Legislative council of Eastern Bengal and Assam

The Eastern Bengal and Assam Legislative Council (পূর্ববঙ্গ ও আসাম আইন পরিষদ) was the legislative council of Eastern Bengal and Assam, a province of the British India covering Bangladesh and Northeast India. It would meet in the Government House of Dacca, the provincial capital. Its ex-officio head was the Lieutenant Governor of Eastern Bengal and Assam.

==Constitution==
The first Legislative Council was formed under the Indian Councils Act 1892. The Lt. Governor recommended members from the recommendations of District Boards, municipalities, landlords and chambers of commerce.
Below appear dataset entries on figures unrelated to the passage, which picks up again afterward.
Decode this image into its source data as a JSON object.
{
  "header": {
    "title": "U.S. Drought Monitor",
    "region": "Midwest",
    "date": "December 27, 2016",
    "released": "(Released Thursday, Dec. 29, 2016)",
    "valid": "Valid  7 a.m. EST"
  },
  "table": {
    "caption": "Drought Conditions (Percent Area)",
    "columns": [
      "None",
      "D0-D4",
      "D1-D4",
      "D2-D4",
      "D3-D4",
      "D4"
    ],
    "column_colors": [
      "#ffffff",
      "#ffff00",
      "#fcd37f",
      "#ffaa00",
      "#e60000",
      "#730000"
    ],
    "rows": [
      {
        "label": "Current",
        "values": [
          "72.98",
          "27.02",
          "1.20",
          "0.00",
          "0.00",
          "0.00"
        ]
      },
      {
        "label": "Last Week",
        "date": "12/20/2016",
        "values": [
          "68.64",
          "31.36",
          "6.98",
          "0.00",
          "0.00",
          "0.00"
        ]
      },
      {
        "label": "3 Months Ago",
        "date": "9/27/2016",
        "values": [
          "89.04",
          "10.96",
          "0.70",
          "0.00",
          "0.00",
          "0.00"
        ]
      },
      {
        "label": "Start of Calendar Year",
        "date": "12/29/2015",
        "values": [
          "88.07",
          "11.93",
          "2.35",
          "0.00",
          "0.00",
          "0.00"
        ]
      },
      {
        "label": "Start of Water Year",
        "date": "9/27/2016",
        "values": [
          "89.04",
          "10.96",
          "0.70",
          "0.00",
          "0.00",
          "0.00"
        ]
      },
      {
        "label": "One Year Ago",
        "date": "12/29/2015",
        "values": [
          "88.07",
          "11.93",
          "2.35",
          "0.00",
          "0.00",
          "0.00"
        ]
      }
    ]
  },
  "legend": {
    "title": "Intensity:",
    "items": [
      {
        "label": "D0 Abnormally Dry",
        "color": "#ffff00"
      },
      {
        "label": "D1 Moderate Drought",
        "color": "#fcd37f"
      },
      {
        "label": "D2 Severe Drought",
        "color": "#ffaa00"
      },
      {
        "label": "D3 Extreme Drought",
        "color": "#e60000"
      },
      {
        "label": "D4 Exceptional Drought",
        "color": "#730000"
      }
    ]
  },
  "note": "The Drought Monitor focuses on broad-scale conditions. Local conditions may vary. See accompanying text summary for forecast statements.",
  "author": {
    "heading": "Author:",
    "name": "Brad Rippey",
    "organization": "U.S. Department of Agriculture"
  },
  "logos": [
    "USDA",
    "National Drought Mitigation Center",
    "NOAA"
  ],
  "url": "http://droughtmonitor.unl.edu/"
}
The Lt. Governor required the assent of the Viceroy of India to appoint the nominees. The council was entitled to discuss budgets and make suggestions to the government, but lacked voting powers. Most members of the council were Europeans, with a minority being native Indian subjects.

==Morley–Minto Reforms==
The Indian Councils Act 1909, crafted by John Morley and Lord Minto, ushered partially elected legislative councils. The reforms increased the representation of native subjects. Land owners received the right to vote. Muslims were granted the right to a separate electorate, as part of affirmative action. The Legislative Council assembled for the purpose of making Laws and Regulations under the Provisions of the Indian Council Acts, 1861, 1892 and 1909. It advised the Executive Council of the Lt. Governor.

==Membership==
The council included 41 members after the Morley-Minto Reforms. Its composition is illustrated in the following.
- Ex-officio Member
  - Lieutenant Governor
- Nominated Members
  - A maximum of 17 from Officials
  - 1 from Indian commerce
  - 2 from Experts
  - A minimum of 2 from Others
- Elected members
  - Chittagong Port Commission
  - Municipalities
  - District and local boards
  - Landholders
  - Muhammadans
  - Tea interest
  - Jute interest

==Geographic coverage==
East Bengal had the most seats on the council due to its large population. Colonial Assam, which covers the Indian states of Assam, Meghalaya, Nagaland, Mizoram and Arunachal Pradesh; had 5 seats on the 41-member council due to its smaller population.